For that reason, I fully support any design that allows for the separation of form and function. Recently I’ve been fooling around with EverQuest II and I just hit level 20 which opened up a second “paper doll” (i.e. – slots for items) that was just for the visible look. That way, the robe I had that I really liked the look of for my monk I can keep wearing for the appearance, but I can slip on the chest straps in my normal equipment spot for the stats. This is a concept that should be implemented into every single game that uses gear as progression… stat!

Thinking on this concept though, and knowing that I love it, I wanted to be sure I had considered all the possible “down sides” to it, and my thoughts on how to deal with them. So, let’s go…

1. PvP.

Problem: In Player versus Player combat, the fact that certain gear has a specific visual look can be an asset to sizing up your opponents. If he’s got on the water cooler shoulder pads and the unique dark blue chest plate from that super elite raid dungeon, chances are the guy is going to be decked out in awesome raid gear, so you’ll need to approach him differently, more carefully, than you would some poor schmoe in head to toe rags from random outdoor adventuring.

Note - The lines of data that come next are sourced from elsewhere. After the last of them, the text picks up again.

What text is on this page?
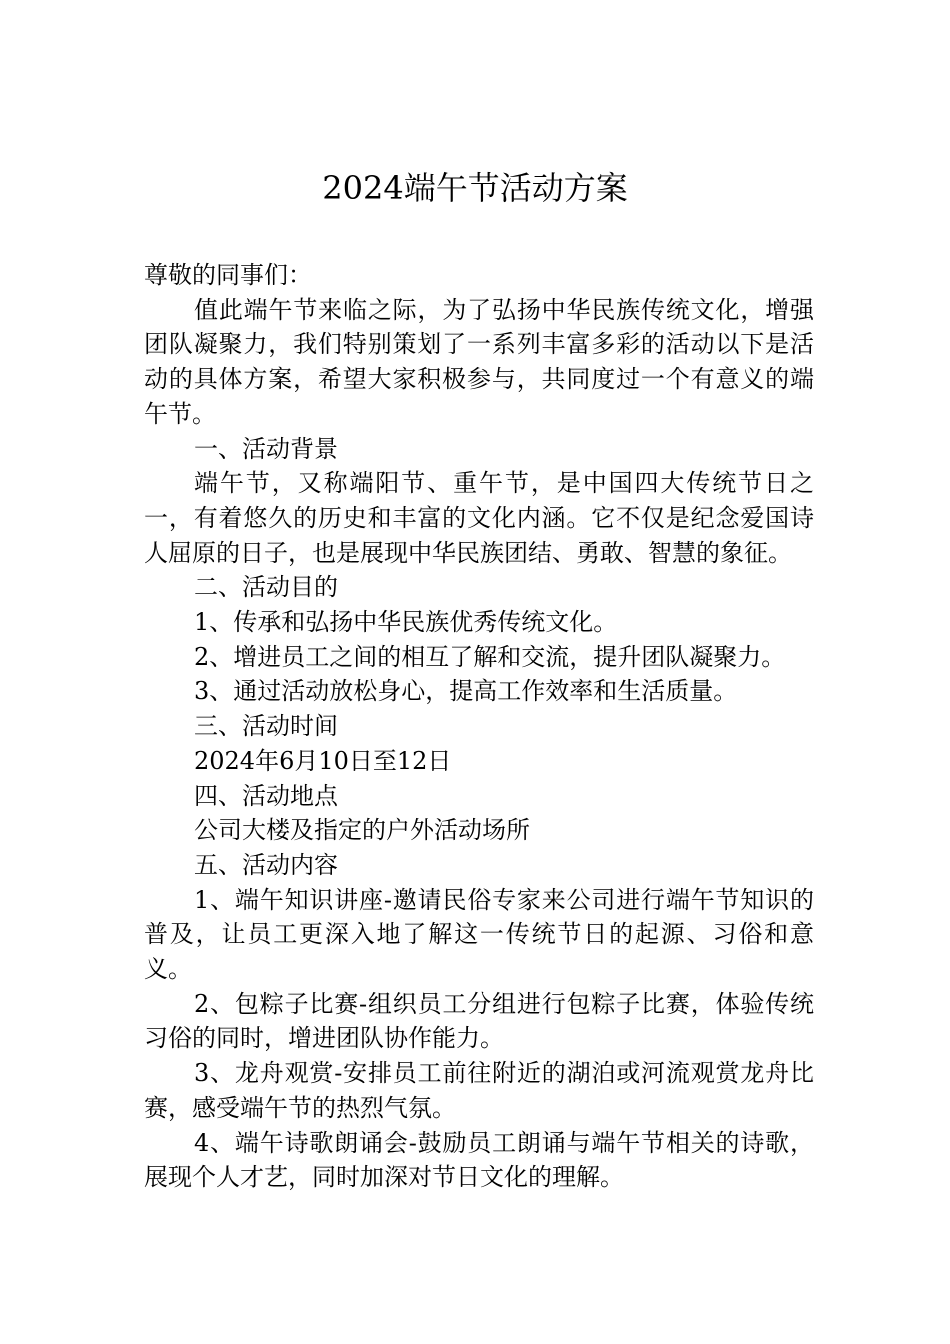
2024端午节活动方案

尊敬的同事们：

值此端午节来临之际，为了弘扬中华民族传统文化，增强团队凝聚力，我们特别策划了一系列丰富多彩的活动以下是活动的具体方案，希望大家积极参与，共同度过一个有意义的端午节。

一、活动背景

端午节，又称端阳节、重午节，是中国四大传统节日之一，有着悠久的历史和丰富的文化内涵。它不仅是纪念爱国诗人屈原的日子，也是展现中华民族团结、勇敢、智慧的象征。

二、活动目的

1、传承和弘扬中华民族优秀传统文化。

2、增进员工之间的相互了解和交流，提升团队凝聚力。

3、通过活动放松身心，提高工作效率和生活质量。

三、活动时间

2024年6月10日至12日

四、活动地点

公司大楼及指定的户外活动场所

五、活动内容

1、端午知识讲座-邀请民俗专家来公司进行端午节知识的普及，让员工更深入地了解这一传统节日的起源、习俗和意义。

2、包粽子比赛-组织员工分组进行包粽子比赛，体验传统习俗的同时，增进团队协作能力。

3、龙舟观赏-安排员工前往附近的湖泊或河流观赏龙舟比赛，感受端午节的热烈气氛。

4、端午诗歌朗诵会-鼓励员工朗诵与端午节相关的诗歌，展现个人才艺，同时加深对节日文化的理解。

Solution: Gear from raid zones (or as PvP rewards) generally has designated “tiers”. In fact, World of Warcraft openly supports this idea of tiered suits, especially in rewarding players with bonus stats and effects for wearing pieces from the same tier. I’d suggest supporting this idea from day one, even at the lowest level. Design all gear to be handled in tiers, and then provide next to a character’s name (both floating and on player listing pages) they tier average of all their gear. If a player has 14 slots for gear and currently the game has 200 tiers of gear, a player with a tier average of 200 would be fully decked in the best gear possible. Of course, players could try to “cheat” by equipping lower tier gear, for example dropping a tier 1 piece of just in, say, the ring slot would drop a 200 tier player down to 186 (200 * 13 + 1 = 2601 / 14 = 185.78…, round up), but in doing so, he’d be robbing himself of an entire slot worth of stats. While this might be an odd concept at first, I think it would fairly rapidly become second nature to players. Games could even help out by providing the number for the current max tier rank, so you’d see a player as 191/200 or 185/200 as a quick judge of their gear.

2. Nudity.

Problem: Sometimes the problem isn’t just the look of a piece of equipment, but that you don’t want to see anything in a particular slot at all, and if you allow people to turn off the visible graphic for slots, you are going to end up with “naked” characters running around.

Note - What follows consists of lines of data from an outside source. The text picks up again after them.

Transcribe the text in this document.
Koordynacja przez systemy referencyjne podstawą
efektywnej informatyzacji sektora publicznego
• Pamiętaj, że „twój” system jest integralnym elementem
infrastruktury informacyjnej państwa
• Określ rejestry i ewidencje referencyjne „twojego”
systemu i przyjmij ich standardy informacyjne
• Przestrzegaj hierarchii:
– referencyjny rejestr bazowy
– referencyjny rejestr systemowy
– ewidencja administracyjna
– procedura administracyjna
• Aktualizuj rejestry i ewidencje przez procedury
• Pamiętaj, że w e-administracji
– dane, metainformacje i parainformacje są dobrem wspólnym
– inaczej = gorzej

Solution: While I would support some form of “disabling” visibility on slots for most locations (gloves, boots, helmet, etc), I cannot think of any reason I would support disabling the visibility of the chest and pants slots on a character, and I would be perfectly happy leaving those two slots as forcing a graphic, either from the equipped stat item or from the visibility override item. If a player really wants to be “naked” back to the fully unequipped graphics of a new character, they’ll have to have nothing equipped, at least in those two slots. Besides, as far as I am aware, Age of Conan is the only game I’ve heard of that is going to have any real nudity anyway, most games already don’t allow true nudity.

And that’s it… I tried really hard to think of a 3rd problem with separating the form and the function of items, and I even feel number 2 there is a stretch. If anyone else thinks of a reason not to divide form from function, or any other problems, please, let me know. I’d love to discuss it.

To me though, it seems almost like a no brainer, especially to extend the accessibility of any game to role players and women. And I’m not being sexist there… its from experience, almost every woman I know who has played an MMO, one of the first things they want to know is how to turn the camera and see how they look. Women, in general, care more about how they look than men do, even in a game.